2008 Joint Meeting of The Geological Society of America, Soil Science Society of America, American Society of Agronomy, Crop Science Society of America, Gulf Coast Association of Geological Societies with the Gulf Coast Section of SEPM

Paper No. 11
Presentation Time: 4:00 PM

Microbial Mats on Siliciclastic Bedding Surfaces - in the Del Rio Kinneyia Formation (Cenomanian), West Texas


LOCK, Brian E., Univ Louisiana, Box 44530, Lafayette, LA 70504-4530, belock@louisiana.edu

The Del Rio Formation outcrops in Val Verde County, Texas, consist of calcareous shales with thin limestones and sandstones. The fauna is varied but is dominated by exogyrid oysters and arenaceous forams. The sandstone beds display hummocky cross stratification, grading (reworked oysters concentrated at the base) and oriented sole marks, all indicating deposition as tempestites. Locally, the top surfaces of sandstone beds are covered with microbial wrinkle mats of the type known as Kinneyia. This type of mat is common in the Proterozoic but rare in younger strata. The youngest occurrence previously reported is from the Jurassic. The Kinneyia mats are also noteworthy in that microbial mats are much more common on carbonate sediments than on siliciclastics.

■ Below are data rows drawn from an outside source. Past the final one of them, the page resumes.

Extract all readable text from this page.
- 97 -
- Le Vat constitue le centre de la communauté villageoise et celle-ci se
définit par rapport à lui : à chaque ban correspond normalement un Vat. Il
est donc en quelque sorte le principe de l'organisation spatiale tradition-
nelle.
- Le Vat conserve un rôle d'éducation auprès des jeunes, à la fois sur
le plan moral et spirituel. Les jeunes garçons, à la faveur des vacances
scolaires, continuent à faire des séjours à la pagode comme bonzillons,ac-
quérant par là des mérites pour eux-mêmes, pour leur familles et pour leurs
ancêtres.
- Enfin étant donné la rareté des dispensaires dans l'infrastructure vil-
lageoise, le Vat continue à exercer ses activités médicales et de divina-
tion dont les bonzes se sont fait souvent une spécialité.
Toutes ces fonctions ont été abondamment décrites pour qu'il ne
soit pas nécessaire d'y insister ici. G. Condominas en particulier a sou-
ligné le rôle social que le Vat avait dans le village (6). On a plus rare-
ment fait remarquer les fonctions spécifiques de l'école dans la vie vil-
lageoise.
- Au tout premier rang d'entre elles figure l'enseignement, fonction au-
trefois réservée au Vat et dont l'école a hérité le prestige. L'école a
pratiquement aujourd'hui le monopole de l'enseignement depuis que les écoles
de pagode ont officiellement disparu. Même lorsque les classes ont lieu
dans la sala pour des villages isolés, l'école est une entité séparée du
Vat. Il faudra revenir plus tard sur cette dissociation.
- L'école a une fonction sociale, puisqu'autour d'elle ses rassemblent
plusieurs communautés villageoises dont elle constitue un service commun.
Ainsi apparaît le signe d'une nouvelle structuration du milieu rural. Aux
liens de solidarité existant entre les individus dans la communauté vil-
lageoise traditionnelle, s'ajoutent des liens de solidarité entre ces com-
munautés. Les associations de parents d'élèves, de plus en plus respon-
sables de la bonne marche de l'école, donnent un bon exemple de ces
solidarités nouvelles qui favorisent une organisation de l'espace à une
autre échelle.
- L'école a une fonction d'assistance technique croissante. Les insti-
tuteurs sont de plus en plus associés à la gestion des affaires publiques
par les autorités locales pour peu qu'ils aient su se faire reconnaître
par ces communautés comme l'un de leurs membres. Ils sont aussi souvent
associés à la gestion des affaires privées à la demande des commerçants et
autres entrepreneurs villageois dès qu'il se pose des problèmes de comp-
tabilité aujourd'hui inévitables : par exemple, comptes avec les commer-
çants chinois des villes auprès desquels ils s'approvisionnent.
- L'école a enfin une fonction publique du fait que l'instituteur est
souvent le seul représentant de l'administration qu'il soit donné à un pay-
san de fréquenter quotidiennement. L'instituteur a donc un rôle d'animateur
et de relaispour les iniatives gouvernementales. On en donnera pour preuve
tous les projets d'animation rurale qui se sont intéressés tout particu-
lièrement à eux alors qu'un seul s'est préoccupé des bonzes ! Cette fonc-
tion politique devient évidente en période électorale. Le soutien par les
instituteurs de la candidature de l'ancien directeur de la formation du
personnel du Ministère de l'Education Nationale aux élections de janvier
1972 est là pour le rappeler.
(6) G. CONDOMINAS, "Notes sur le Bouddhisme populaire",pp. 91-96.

A section through the formation near Terlingua, 240 km to the west, has only discontinuous lenses of sandstone, with gutter casts. Another example of Kinneyia mat was found on one of these lenses, indicating the widespread nature of the appropriate hostile environmental conditions.

Microbial mat development and survival to burial is conditional on protection from grazing invertebrates, suggesting hostile environmental conditions at the time of sandstone emplacement. While other oyster-rich strata, such as the Valanginian of the Jura area of France, have been attributed to eutrophism following disturbance of sea floor sediments, a major influx of low salinity water following major storms is considered a possible explanation in the Del Rio example.

Microbial mats are commonly considered indications of shallow water environments, on the assumption that they are produced by photosynthetic cyanobacteria. While this assumption is not necessarily valid, other reports of Kinneyia are from apparantly shallow environments, and the Del Rio sediments are generally consistent with modest water depths.